While these distracting combinations were engrossing the young sovereign, Frederick had invaded Silesia, and when the second Silesian war ended in 1742, Prussia held that province, and was enriched by 150 large and small cities, and about 5000 villages.
England, Holland, and Hanover now came to the support of Maria Theresa against Karl VII. and his French ally.
The wary Frederick saw that, with such a coalition, Austria's success was certain, and he also saw that, if victorious, her next step would be to try to recover Silesia. So he offered to join France in support of Karl VII., and threw himself into the war of the Austrian succession.
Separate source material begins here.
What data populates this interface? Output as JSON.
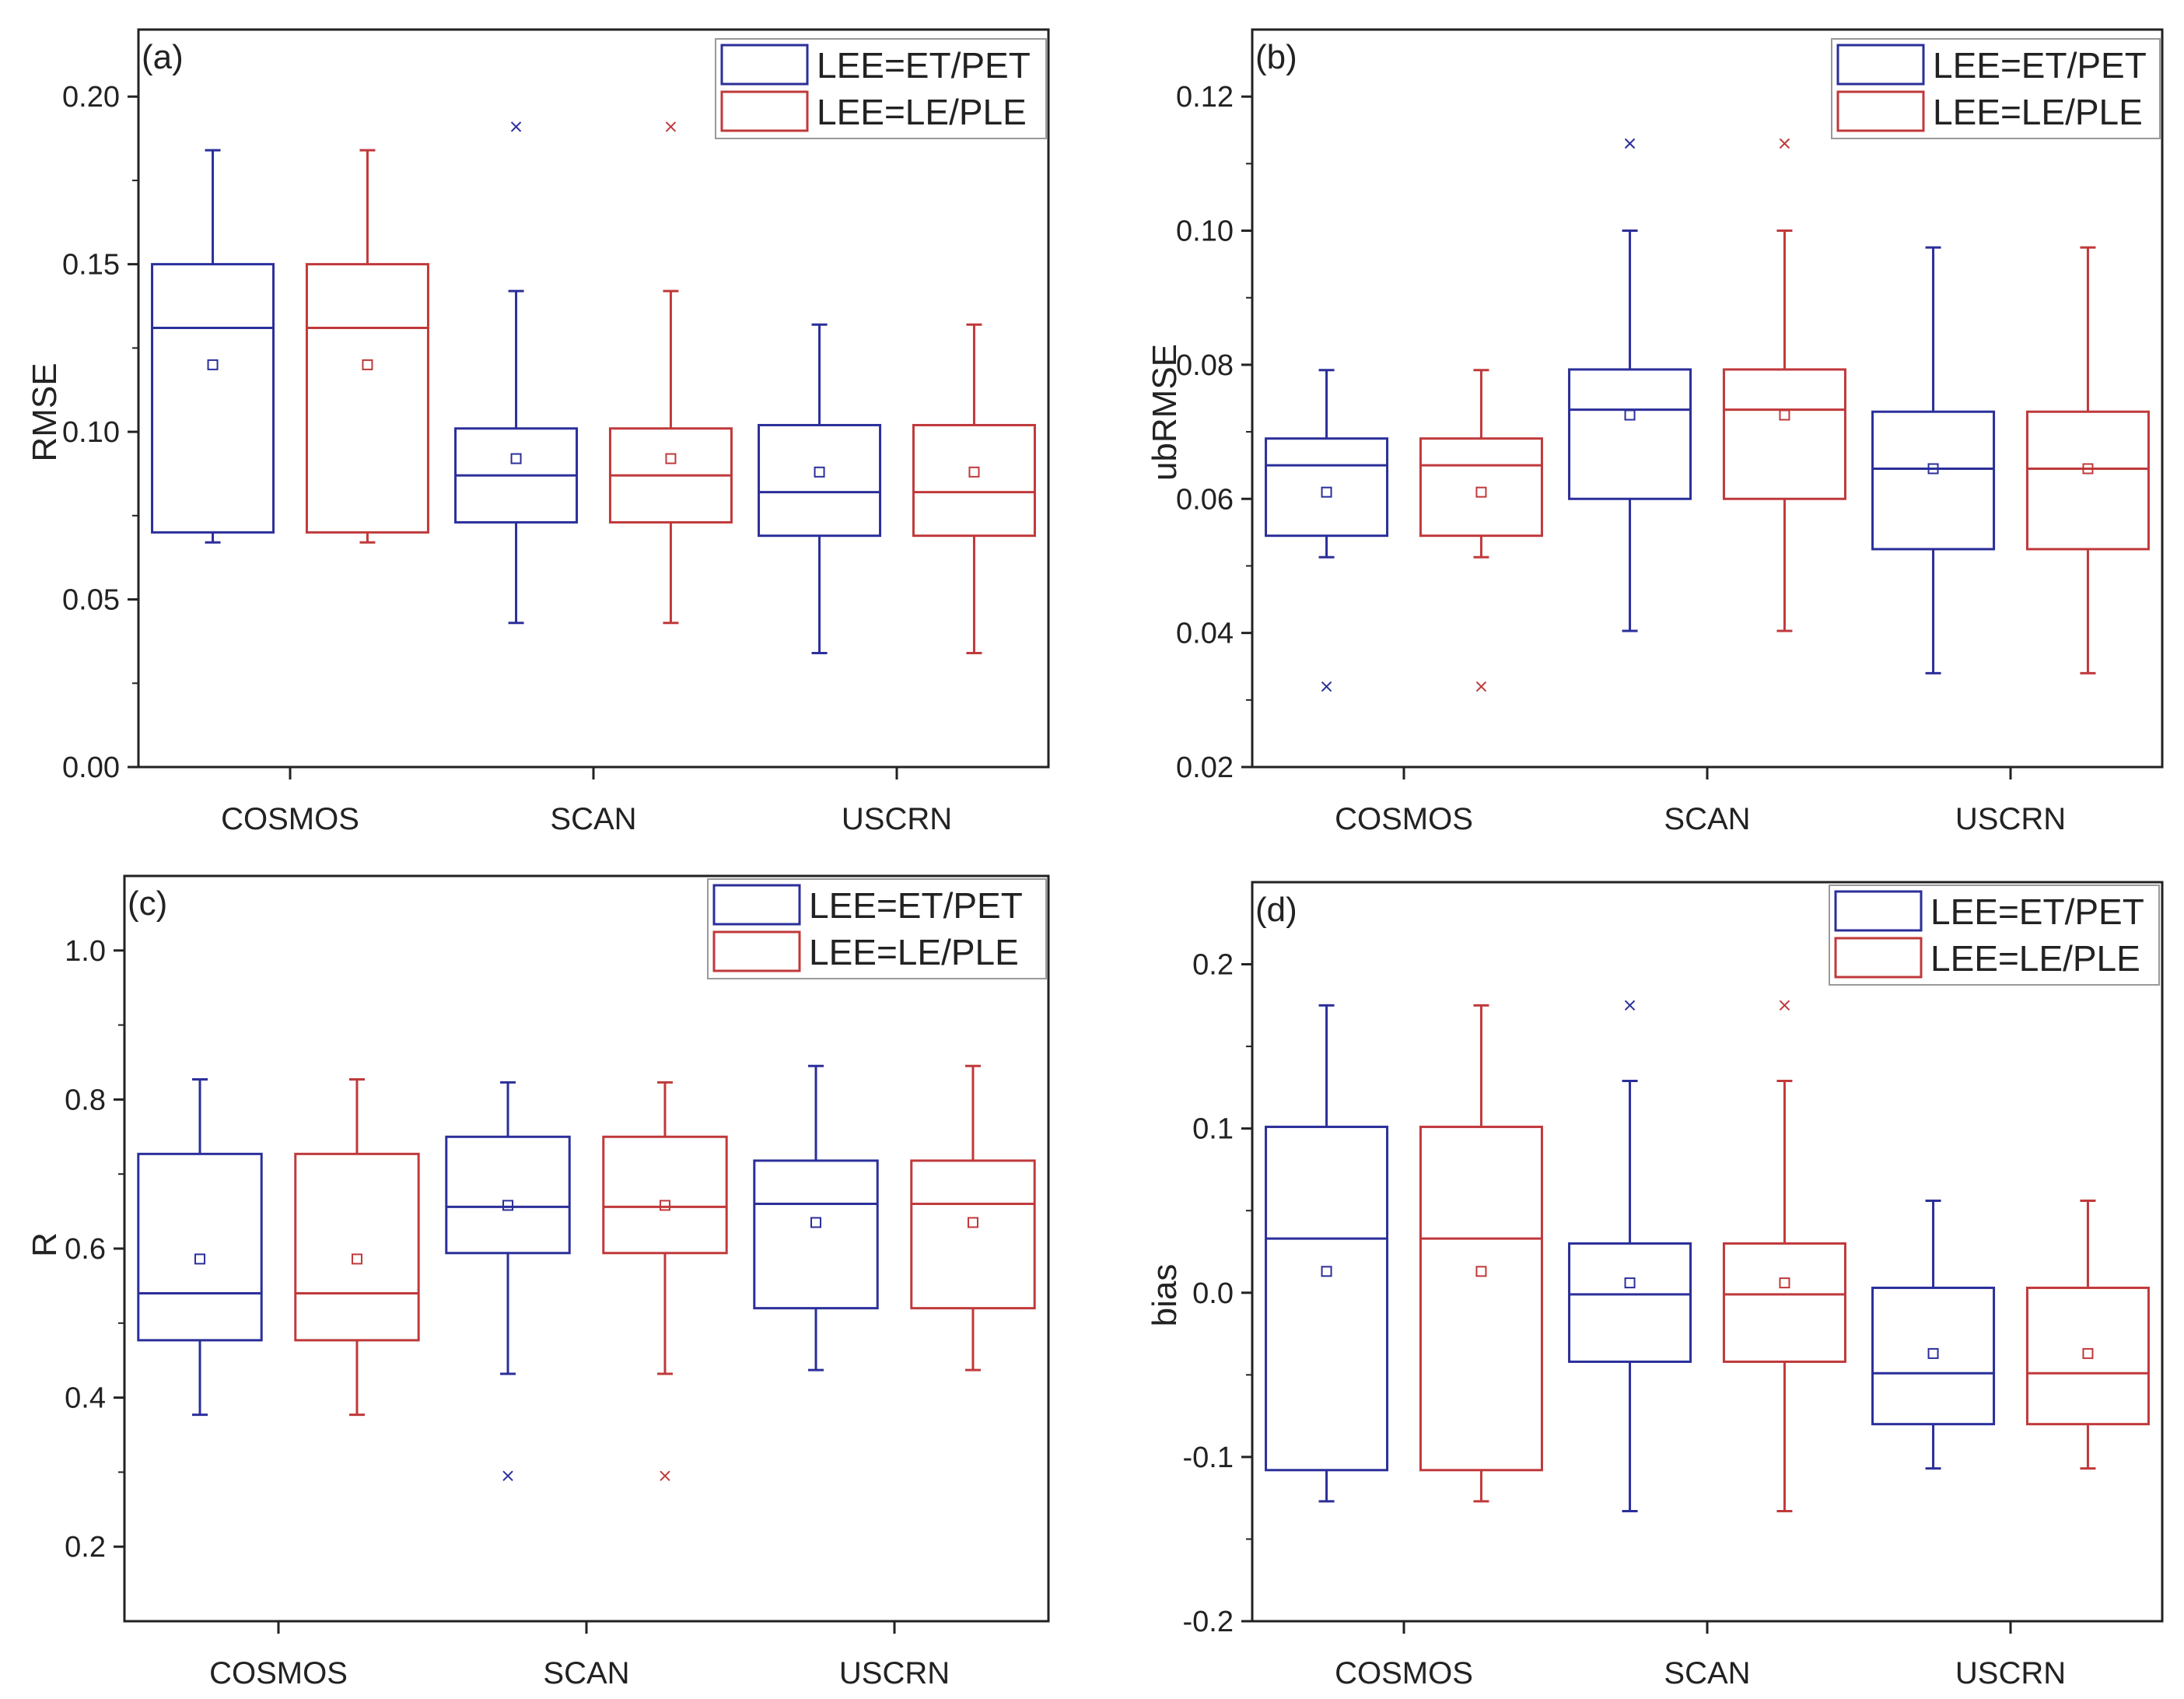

This lasted three years longer and was concluded by the Peace of Dresden (1745), which again confirmed Prussia in the possession of Silesia, left Maria Theresa's husband wearing the disputed Imperial title as Francis I., and to Frederick left the more unique and renowned title of "the Great," which was bestowed by acclamation on his return to Berlin.
Frederick's first care was to heal the wounds inflicted by the two Silesian wars.
It is interesting to speculate upon what this man might have been, had his childhood been spent in an atmosphere of kindness and love, and had his heart and intelligence been symmetrically nurtured and trained.
But he was trained as the tree is trained which is blasted in its youth by lightnings, then twisted and distorted by hands which defeat its natural tendency upward and sunward!
An eager and impressionable boy with warm affections, acute intelligence, and a strong sense of justice had been subjected to inhuman barbarities in his own home. In his heart-hunger he turned to pursuits for which he had a passionate love, and was nourished in secret upon a poisonous diet. A nature which in the fire of his youth had been full of generous enthusiasms was embittered by suffering, and then became cold and cynical under the teachings of Voltaire.
So fascinated had he become with this man that he regarded him as the most exalted of beings, and his friendship a treasure above all others. Faith, hope, love, and filial respect were, through this influence, destroyed in the germ before they had time to unfold; and in the place of everything sacred was a cynical cold-blooded search after what these philosophers of the eighteenth century were pleased to call—truth. And the way to discover this truth was to analyze, dissect, and then to demolish!